Today, after the entry of the oil companies, the Huaorani women tend the Shell Mera bar. The almost drunk men take rides in the company vehicle, before waking up, injured in hospitals as has already happened. And the children, at modern speed, must adapt themselves to these new conditions which separate them from their parents, that destroy their land and therefore mutilate the future of this people.
The Huaorani women and old people fell, like people fall in the midst of a battle. There was too much pressure, making them sign a “friendly agreement” with the U.S. Company, Maxus –an agreement signed in English for a 20 year period. In this agreement, oil operations were permitted on their territory, ending months of resistance. The signing of the agreement was done in the presence of the daughter of the president of the republic and the business attaché of the United States Embassy, and recorded by the press. Alicia Durán Ballen gave her ear-rings to a Huaorani woman and received in exchange a Huaorani pectoral plate. Do you think we won in the exchange she asked the American advisor with a smile. “We won Manhattan like this,” was his reply.
Not far from where this capitulation took place, another people are still continuing with a seven year struggle. The people of Sarayacu are resisting the Argentine company CGC and the U.S. company, Burlington.
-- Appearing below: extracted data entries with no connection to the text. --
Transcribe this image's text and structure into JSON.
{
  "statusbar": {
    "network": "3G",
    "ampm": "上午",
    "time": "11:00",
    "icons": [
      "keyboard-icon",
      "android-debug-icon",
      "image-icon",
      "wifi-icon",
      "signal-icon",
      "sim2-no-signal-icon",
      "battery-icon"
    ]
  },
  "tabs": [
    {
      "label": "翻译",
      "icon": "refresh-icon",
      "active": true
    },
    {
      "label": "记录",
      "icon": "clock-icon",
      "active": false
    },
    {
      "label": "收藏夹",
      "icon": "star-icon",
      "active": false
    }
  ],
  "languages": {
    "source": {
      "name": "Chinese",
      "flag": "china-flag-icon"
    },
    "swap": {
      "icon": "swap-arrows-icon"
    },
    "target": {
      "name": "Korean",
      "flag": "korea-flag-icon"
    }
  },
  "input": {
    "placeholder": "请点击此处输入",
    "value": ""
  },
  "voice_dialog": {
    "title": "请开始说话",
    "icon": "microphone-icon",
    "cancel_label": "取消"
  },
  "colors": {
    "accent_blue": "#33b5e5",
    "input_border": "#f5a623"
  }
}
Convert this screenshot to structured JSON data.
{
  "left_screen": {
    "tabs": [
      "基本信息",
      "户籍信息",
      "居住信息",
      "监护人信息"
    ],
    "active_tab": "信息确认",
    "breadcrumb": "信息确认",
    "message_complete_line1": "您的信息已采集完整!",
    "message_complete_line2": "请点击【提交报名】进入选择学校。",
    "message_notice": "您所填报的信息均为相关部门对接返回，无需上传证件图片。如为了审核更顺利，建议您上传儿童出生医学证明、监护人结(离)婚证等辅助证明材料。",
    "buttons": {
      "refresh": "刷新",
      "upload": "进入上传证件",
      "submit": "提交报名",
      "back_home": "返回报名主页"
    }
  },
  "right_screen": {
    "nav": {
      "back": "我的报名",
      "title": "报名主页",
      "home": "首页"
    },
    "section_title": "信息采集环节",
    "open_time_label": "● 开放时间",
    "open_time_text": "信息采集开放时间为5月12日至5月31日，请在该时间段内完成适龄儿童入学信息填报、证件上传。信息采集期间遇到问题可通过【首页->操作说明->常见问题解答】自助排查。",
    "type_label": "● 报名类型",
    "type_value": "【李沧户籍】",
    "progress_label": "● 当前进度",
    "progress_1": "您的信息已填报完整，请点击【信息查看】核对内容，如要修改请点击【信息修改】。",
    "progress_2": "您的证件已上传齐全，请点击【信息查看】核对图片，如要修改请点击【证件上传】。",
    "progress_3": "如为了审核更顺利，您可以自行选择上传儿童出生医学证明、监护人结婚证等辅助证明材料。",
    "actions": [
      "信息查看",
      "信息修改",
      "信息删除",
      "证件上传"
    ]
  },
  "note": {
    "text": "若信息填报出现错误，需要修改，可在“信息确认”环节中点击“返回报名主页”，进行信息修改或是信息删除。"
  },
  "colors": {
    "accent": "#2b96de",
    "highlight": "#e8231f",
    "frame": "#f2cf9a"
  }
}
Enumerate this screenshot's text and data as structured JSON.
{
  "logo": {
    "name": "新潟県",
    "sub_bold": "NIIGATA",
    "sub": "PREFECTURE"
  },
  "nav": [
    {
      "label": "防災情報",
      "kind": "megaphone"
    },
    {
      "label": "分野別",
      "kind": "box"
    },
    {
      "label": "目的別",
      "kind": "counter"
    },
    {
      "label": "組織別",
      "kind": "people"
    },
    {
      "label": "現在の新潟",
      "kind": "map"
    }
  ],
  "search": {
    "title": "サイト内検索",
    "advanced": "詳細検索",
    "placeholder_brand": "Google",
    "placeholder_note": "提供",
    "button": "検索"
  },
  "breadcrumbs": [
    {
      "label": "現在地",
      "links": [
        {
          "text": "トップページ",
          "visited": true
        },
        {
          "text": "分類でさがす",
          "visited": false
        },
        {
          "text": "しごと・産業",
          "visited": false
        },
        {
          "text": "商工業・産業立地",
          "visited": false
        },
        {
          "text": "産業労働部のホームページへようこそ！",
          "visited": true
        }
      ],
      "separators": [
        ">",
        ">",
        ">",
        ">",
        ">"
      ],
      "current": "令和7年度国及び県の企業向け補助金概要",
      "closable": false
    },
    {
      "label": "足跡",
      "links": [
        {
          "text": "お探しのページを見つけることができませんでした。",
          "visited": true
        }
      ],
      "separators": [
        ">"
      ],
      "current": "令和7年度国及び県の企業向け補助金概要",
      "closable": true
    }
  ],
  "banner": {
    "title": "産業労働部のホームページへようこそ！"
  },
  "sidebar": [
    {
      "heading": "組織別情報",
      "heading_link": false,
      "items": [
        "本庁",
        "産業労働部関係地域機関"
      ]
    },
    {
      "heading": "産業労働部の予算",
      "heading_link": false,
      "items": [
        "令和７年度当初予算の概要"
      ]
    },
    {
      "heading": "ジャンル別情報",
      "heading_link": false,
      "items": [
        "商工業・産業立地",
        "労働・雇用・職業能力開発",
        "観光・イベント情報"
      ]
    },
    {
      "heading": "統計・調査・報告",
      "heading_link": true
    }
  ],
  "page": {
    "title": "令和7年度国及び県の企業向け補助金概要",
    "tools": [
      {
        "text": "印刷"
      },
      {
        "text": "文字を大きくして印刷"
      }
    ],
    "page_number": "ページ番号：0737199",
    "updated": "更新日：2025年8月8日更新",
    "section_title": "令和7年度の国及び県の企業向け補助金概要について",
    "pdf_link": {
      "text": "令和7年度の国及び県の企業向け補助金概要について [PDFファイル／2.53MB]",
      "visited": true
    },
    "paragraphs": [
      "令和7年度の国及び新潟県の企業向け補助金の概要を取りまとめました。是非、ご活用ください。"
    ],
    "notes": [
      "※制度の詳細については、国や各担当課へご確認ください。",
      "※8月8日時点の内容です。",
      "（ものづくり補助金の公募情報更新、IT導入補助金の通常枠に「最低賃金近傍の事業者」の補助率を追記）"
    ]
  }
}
The women organized themselves and said that if the men decided to let the companies in, they would have to start looking for other women… and another territory. They said they would not allow their children and the young people of Sarayacu to become workers and slaves of the big oil companies. This was a non-negotiable decision.
The company has responded by creating inter-community disputes, bribing, manipulating and putting pressure on the government to turn the area into a military zone. A little while ago they told the population that the paths had been mined to prevent the population from leaving the community.
The women of Sarayacu decided to walk along those paths so than none of their children would loose their lives. They started the walk with the weight of the fear of imminent death, and ended the walk with the relief of having recovered their right and that of their children, to walk in their territory.
In Sarayacu it is the women who, by resisting, are defending the possible future of their people.